「私」を取り巻く世界

1998年3月18日

私たちは山や川、建物、さまざまな生き物が存在している「空間」にいる。

人は生まれたとき、突然、「時空」の中に放り出される。しばらくすると、自分の周りに「世界」が出来ていることに気がつく。 自分の周りの世界を初めて意識する3、4歳の頃。それから年月が経ち、10代、20代、30代……、と生きて行くにつれ、いろいろな世界のなかを通り過ぎて行く。

周囲を見渡すと、ある人はいつも楽しそうな世界を、またある人はいつも悲しく悲惨な世界に生きている。人生は不平等なものだと思うこともある。まるで本人の意思や行いとは無関係であるかのように、ある人のところには幸運が集中し、別の人のところには不運が集中しているように見えることもある。

人はすでに出来上がっている世界、誰かが作り上げた世界がすでにあり、その中を歩きながら、偶然に、時には楽しいこと、また時には悲しいことと遭遇しながら空間の中を通り過ぎているように思っている。偶然誰かと出会い、そして別れると思っている。

今の自分を取り巻いている世界は物理的、地理的な要素に加え、多くの人達から構成されている。家族、友人、知人、恋人、仕事関係の人、近所の人……。このような人々との出会いも、偶然なのであろうか。それとも必然であったのだろうか。

偶然と言えば偶然、必然と言えば必然であるのだが、サイコロを転がして、無作為に選ばれた者同士が偶然出会っているわけではないだろう。

一人の人間は、磁石のようなものかも知れない。

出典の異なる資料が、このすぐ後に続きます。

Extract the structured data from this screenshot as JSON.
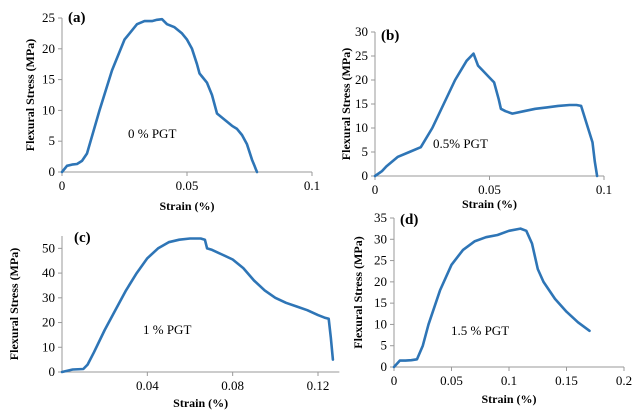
{
  "colors": {
    "series": "#2E75B6",
    "axis": "#999999"
  },
  "chart_data": [
    {
      "type": "line",
      "panel_label": "(a)",
      "annotation": "0 % PGT",
      "xlabel": "Strain (%)",
      "ylabel": "Flexural Stress (MPa)",
      "xlim": [
        0,
        0.1
      ],
      "ylim": [
        0,
        25
      ],
      "x_ticks": [
        0,
        0.05,
        0.1
      ],
      "x_tick_labels": [
        "0",
        "0.05",
        "0.1"
      ],
      "y_ticks": [
        0,
        5,
        10,
        15,
        20,
        25
      ],
      "y_tick_labels": [
        "0",
        "5",
        "10",
        "15",
        "20",
        "25"
      ],
      "series": [
        {
          "x": [
            0,
            0.002,
            0.004,
            0.006,
            0.008,
            0.01,
            0.015,
            0.02,
            0.025,
            0.03,
            0.033,
            0.036,
            0.038,
            0.04,
            0.042,
            0.045,
            0.048,
            0.05,
            0.052,
            0.054,
            0.055,
            0.056,
            0.058,
            0.06,
            0.062,
            0.065,
            0.068,
            0.07,
            0.072,
            0.074,
            0.076,
            0.077,
            0.0775,
            0.078
          ],
          "y": [
            0,
            1.0,
            1.2,
            1.3,
            1.8,
            3.0,
            10.0,
            16.5,
            21.5,
            24.0,
            24.5,
            24.5,
            24.7,
            24.8,
            24.0,
            23.5,
            22.5,
            21.5,
            20.0,
            17.5,
            16.0,
            15.5,
            14.5,
            12.5,
            9.5,
            8.5,
            7.5,
            7.0,
            6.0,
            4.5,
            2.0,
            1.0,
            0.5,
            0
          ]
        }
      ]
    },
    {
      "type": "line",
      "panel_label": "(b)",
      "annotation": "0.5% PGT",
      "xlabel": "Strain (%)",
      "ylabel": "Flexural Stress (MPa)",
      "xlim": [
        0,
        0.1
      ],
      "ylim": [
        0,
        30
      ],
      "x_ticks": [
        0,
        0.05,
        0.1
      ],
      "x_tick_labels": [
        "0",
        "0.05",
        "0.1"
      ],
      "y_ticks": [
        0,
        5,
        10,
        15,
        20,
        25,
        30
      ],
      "y_tick_labels": [
        "0",
        "5",
        "10",
        "15",
        "20",
        "25",
        "30"
      ],
      "series": [
        {
          "x": [
            0,
            0.003,
            0.005,
            0.01,
            0.015,
            0.02,
            0.025,
            0.03,
            0.035,
            0.04,
            0.043,
            0.045,
            0.047,
            0.05,
            0.052,
            0.054,
            0.055,
            0.057,
            0.06,
            0.065,
            0.07,
            0.075,
            0.08,
            0.085,
            0.088,
            0.09,
            0.093,
            0.095,
            0.096,
            0.097
          ],
          "y": [
            0,
            1.0,
            2.0,
            4.0,
            5.0,
            6.0,
            10.0,
            15.0,
            20.0,
            24.0,
            25.5,
            23.0,
            22.0,
            20.5,
            19.5,
            16.0,
            14.0,
            13.5,
            13.0,
            13.5,
            14.0,
            14.3,
            14.6,
            14.8,
            14.8,
            14.6,
            10.0,
            7.0,
            3.0,
            0
          ]
        }
      ]
    },
    {
      "type": "line",
      "panel_label": "(c)",
      "annotation": "1 % PGT",
      "xlabel": "Strain (%)",
      "ylabel": "Flexural Stress (MPa)",
      "xlim": [
        0,
        0.13
      ],
      "ylim": [
        0,
        55
      ],
      "x_ticks": [
        0.04,
        0.08,
        0.12
      ],
      "x_tick_labels": [
        "0.04",
        "0.08",
        "0.12"
      ],
      "y_ticks": [
        0,
        10,
        20,
        30,
        40,
        50
      ],
      "y_tick_labels": [
        "0",
        "10",
        "20",
        "30",
        "40",
        "50"
      ],
      "series": [
        {
          "x": [
            0,
            0.005,
            0.01,
            0.012,
            0.015,
            0.02,
            0.025,
            0.03,
            0.035,
            0.04,
            0.045,
            0.05,
            0.055,
            0.06,
            0.065,
            0.067,
            0.068,
            0.07,
            0.075,
            0.08,
            0.085,
            0.09,
            0.095,
            0.1,
            0.105,
            0.11,
            0.115,
            0.12,
            0.123,
            0.125,
            0.126,
            0.127
          ],
          "y": [
            0,
            1.0,
            1.2,
            3.0,
            8.0,
            17.0,
            25.0,
            33.0,
            40.0,
            46.0,
            50.0,
            52.5,
            53.5,
            54.0,
            54.0,
            53.5,
            50.0,
            49.5,
            47.5,
            45.5,
            42.0,
            37.0,
            33.0,
            30.0,
            28.0,
            26.5,
            25.0,
            23.0,
            22.0,
            21.5,
            14.0,
            5.0
          ]
        }
      ]
    },
    {
      "type": "line",
      "panel_label": "(d)",
      "annotation": "1.5 % PGT",
      "xlabel": "Strain (%)",
      "ylabel": "Flexural Stress (MPa)",
      "xlim": [
        0,
        0.2
      ],
      "ylim": [
        0,
        35
      ],
      "x_ticks": [
        0,
        0.05,
        0.1,
        0.15,
        0.2
      ],
      "x_tick_labels": [
        "0",
        "0.05",
        "0.1",
        "0.15",
        "0.2"
      ],
      "y_ticks": [
        0,
        5,
        10,
        15,
        20,
        25,
        30,
        35
      ],
      "y_tick_labels": [
        "0",
        "5",
        "10",
        "15",
        "20",
        "25",
        "30",
        "35"
      ],
      "series": [
        {
          "x": [
            0,
            0.005,
            0.01,
            0.015,
            0.02,
            0.025,
            0.03,
            0.04,
            0.05,
            0.06,
            0.07,
            0.08,
            0.09,
            0.1,
            0.11,
            0.115,
            0.12,
            0.125,
            0.13,
            0.14,
            0.15,
            0.16,
            0.17
          ],
          "y": [
            0,
            1.5,
            1.5,
            1.6,
            1.8,
            5.0,
            10.0,
            18.0,
            24.0,
            27.5,
            29.5,
            30.5,
            31.0,
            32.0,
            32.5,
            32.0,
            29.0,
            23.0,
            20.0,
            16.0,
            13.0,
            10.5,
            8.5
          ]
        }
      ]
    }
  ]
}
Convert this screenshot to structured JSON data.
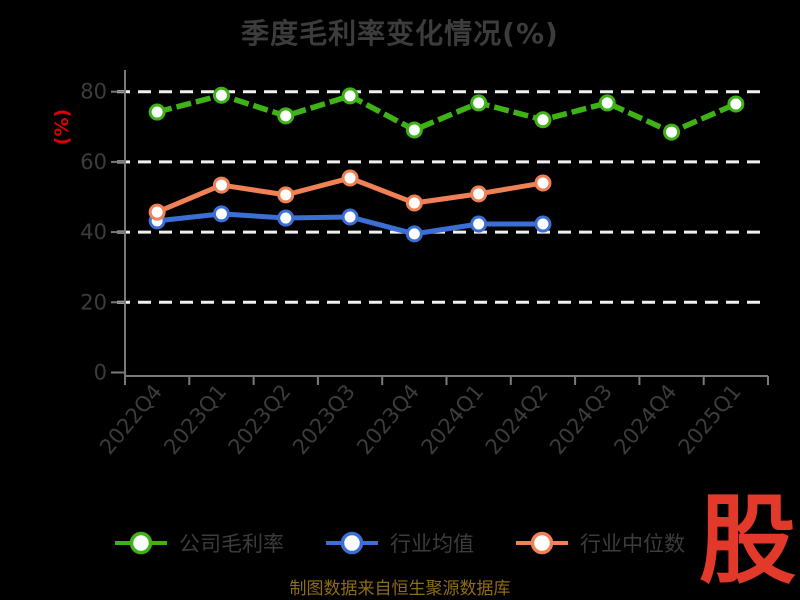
{
  "title": "季度毛利率变化情况(%)",
  "ylabel": "(%)",
  "caption": "制图数据来自恒生聚源数据库",
  "logo_text": "股",
  "colors": {
    "background": "#000000",
    "title_text": "#3c3c3c",
    "axis_line": "#7a7a7a",
    "tick_label": "#3c3c3c",
    "gridline": "#f0f0f0",
    "ylabel_red": "#dd0000",
    "caption_gold": "#8f6c16",
    "logo_red": "#e2392b",
    "legend_text": "#3c3c3c",
    "marker_fill": "#ffffff"
  },
  "chart_data": {
    "type": "line",
    "title": "季度毛利率变化情况(%)",
    "ylabel": "(%)",
    "categories": [
      "2022Q4",
      "2023Q1",
      "2023Q2",
      "2023Q3",
      "2023Q4",
      "2024Q1",
      "2024Q2",
      "2024Q3",
      "2024Q4",
      "2025Q1"
    ],
    "yticks": [
      0,
      20,
      40,
      60,
      80
    ],
    "ylim": [
      0,
      86
    ],
    "grid": "horizontal-dashed-white",
    "legend_position": "bottom",
    "series": [
      {
        "name": "公司毛利率",
        "color": "#3eb217",
        "style": "dashed",
        "marker": "white-circle",
        "values": [
          74.2,
          79.0,
          73.1,
          78.8,
          69.1,
          76.8,
          72.0,
          76.8,
          68.5,
          76.5
        ]
      },
      {
        "name": "行业均值",
        "color": "#3b6fd6",
        "style": "solid",
        "marker": "white-circle",
        "values": [
          43.2,
          45.2,
          44.0,
          44.3,
          39.5,
          42.3,
          42.3
        ]
      },
      {
        "name": "行业中位数",
        "color": "#f08156",
        "style": "solid",
        "marker": "white-circle",
        "values": [
          45.7,
          53.4,
          50.6,
          55.4,
          48.3,
          50.9,
          54.0
        ]
      }
    ]
  }
}
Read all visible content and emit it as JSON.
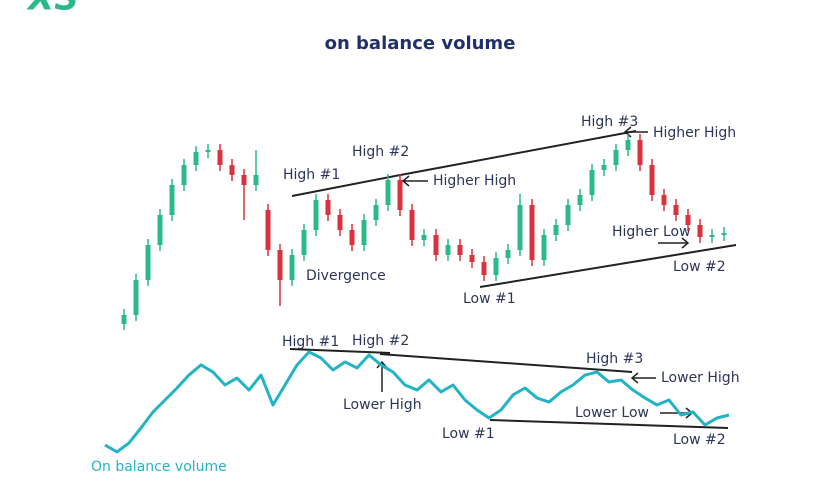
{
  "logo": "XS",
  "chart_data": [
    {
      "type": "candlestick",
      "title": "on balance volume",
      "up_color": "#2db88c",
      "down_color": "#d7323d",
      "ylim": [
        0,
        100
      ],
      "open": [
        3,
        7.5,
        25,
        42.5,
        57.5,
        72.5,
        82.5,
        89,
        90,
        82.5,
        77.5,
        72.5,
        60,
        40,
        25,
        37.5,
        50,
        65,
        57.5,
        50,
        42.5,
        55,
        62.5,
        75,
        60,
        45,
        47.5,
        37.5,
        42.5,
        37.5,
        34,
        27.5,
        36,
        40,
        62.5,
        35,
        47.5,
        52.5,
        62.5,
        67.5,
        80,
        82.5,
        90,
        95,
        82.5,
        67.5,
        62.5,
        57.5,
        52.5,
        46.5,
        47.5
      ],
      "high": [
        10.5,
        28,
        45.5,
        60.5,
        75.5,
        85.5,
        92,
        93,
        93,
        85.5,
        80.5,
        90,
        63,
        43,
        40.5,
        53,
        68,
        68,
        60.5,
        53,
        58,
        65.5,
        78,
        78,
        63,
        50.5,
        50.5,
        45.5,
        45.5,
        40.5,
        37,
        39,
        43,
        68,
        65.5,
        50.5,
        55.5,
        65.5,
        70.5,
        83,
        85.5,
        93,
        98,
        98,
        85.5,
        70.5,
        65.5,
        60.5,
        55.5,
        50.5,
        51.5
      ],
      "low": [
        0,
        4.5,
        22,
        39.5,
        54.5,
        69.5,
        79.5,
        86,
        79.5,
        74.5,
        55,
        69.5,
        37,
        12,
        22,
        34.5,
        47,
        54.5,
        47,
        39.5,
        39.5,
        52,
        59.5,
        57,
        42,
        42,
        34.5,
        34.5,
        34.5,
        31,
        24.5,
        24.5,
        33,
        37,
        32,
        32,
        44.5,
        49.5,
        59.5,
        64.5,
        77,
        79.5,
        87,
        79.5,
        64.5,
        59.5,
        54.5,
        49.5,
        43.5,
        43.5,
        44.5
      ],
      "close": [
        7.5,
        25,
        42.5,
        57.5,
        72.5,
        82.5,
        89,
        90,
        82.5,
        77.5,
        72.5,
        77.5,
        40,
        25,
        37.5,
        50,
        65,
        57.5,
        50,
        42.5,
        55,
        62.5,
        75,
        60,
        45,
        47.5,
        37.5,
        42.5,
        37.5,
        34,
        27.5,
        36,
        40,
        62.5,
        35,
        47.5,
        52.5,
        62.5,
        67.5,
        80,
        82.5,
        90,
        95,
        82.5,
        67.5,
        62.5,
        57.5,
        52.5,
        46.5,
        47.5,
        48.5
      ],
      "annotations": [
        "High #1",
        "High #2",
        "Higher High",
        "High #3",
        "Higher High",
        "Divergence",
        "Low #1",
        "Higher Low",
        "Low #2"
      ]
    },
    {
      "type": "line",
      "name": "On balance volume",
      "color": "#22b3c5",
      "ylim": [
        0,
        100
      ],
      "values": [
        12.5,
        6.7,
        14.2,
        26.7,
        40,
        50,
        60,
        70.8,
        79.2,
        73.3,
        62.5,
        68.3,
        58.3,
        70.8,
        45.8,
        62.5,
        79.2,
        90,
        85,
        75,
        81.7,
        76.7,
        87.5,
        79.2,
        73.3,
        62.5,
        58.3,
        66.7,
        56.7,
        62.5,
        50,
        41.7,
        35,
        41.7,
        54.2,
        60,
        51.7,
        48.3,
        56.7,
        62.5,
        70.8,
        73.3,
        65,
        66.7,
        58.3,
        51.7,
        45.8,
        50,
        37.5,
        40,
        29.2,
        35,
        37.5
      ],
      "annotations": [
        "High #1",
        "High #2",
        "Lower High",
        "High #3",
        "Lower High",
        "Low #1",
        "Lower Low",
        "Low #2"
      ]
    }
  ]
}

この磁石は磁力が固定したものではなく、強さも、引き寄せる材質も、刻一刻と変化している。何を吸い寄せるか、変化し続けている。

私たちが生まれたとき、確かに物理的空間はすでにあった。そして時間と空間の中を手探りで進んで来たように思うが、実際はむしろ逆で、自分自身はいつも動かず、座標軸の中心にあり、周りの世界が自分のほうに向かって寄ってきているのかもしれない。中心である自分自身は動かず、そこにはいつも自分がいる。その中心をとりまく世界が動くとき、自分の前を通り過ぎる無数の物や人の中から、あるものだけを吸い寄せ、拾い上げているのかもしれない。

引き寄せる力はその人の業(ごう)、つまりそれまでの行いが決定する。磁石としての強さや、何を引き寄せるかは、その人が今、何をし、何を考えているかで変化し続ける。

世界が時間の流れに乗って自分のほうに向かってきたとき、そのときの自分自身の業が、そのときの自分にとって必要なものだけを引き寄せる。砂と鉄が混ざっていても、磁石は鉄だけを抜き出すように。

もし、ある人が自分の周りは素敵な世界だと思えるのなら、それは結局自分自身が引き寄せた世界である。自分自身の行いや思考の凝縮したものが今の自分をとりまく世界を形作っている。誰かがどこかからもってきてくれて、私やあなたにプレゼントしてくれたものではない。 すべて自分が引き寄せたものである。

同様に、自分は年がら年中不運で、自分の周囲にはろくな人間しかいないと思っているのなら、それも自分自身がそのような人達を引き寄せ、自分でそのような世界を作り上げているのだろう。誰かがあなたに、そのような世界を押しつけているわけではない。

どのような世界が住みやすく快適であるかは人によって一様ではない。ある生き物の住みやすい場所が、他の生き物には生きてゆけない環境であることは、自然界を見渡せばいくらでもある。客観的によい世界、絶対的に快適な環境など、どこにも存在しない。

この世のすべては「縁起」、つまり他との関係性の中でしか起こらない。それだけで存在できるものなど何もない。自分を取り巻く世界を変えたいと思っているのなら、それはたぶん簡単なことなのだ。自分が変われば世界は一瞬にして変わる。写真のネガとポジが逆転するように、同じものを見ても、たちまちにして一変する。

あなたの周りが、いつも素敵な人に囲まれているのなら、それはあなた自身が素敵な人なのだろう。あなたの周りには、バカで嫌な人間しかいないと思っているのなら、あなたがまさにそのような人物なのだろう。いつだって人は自分の世界を自分で作り出している。誰かに文句を言ったところで何も起こらない。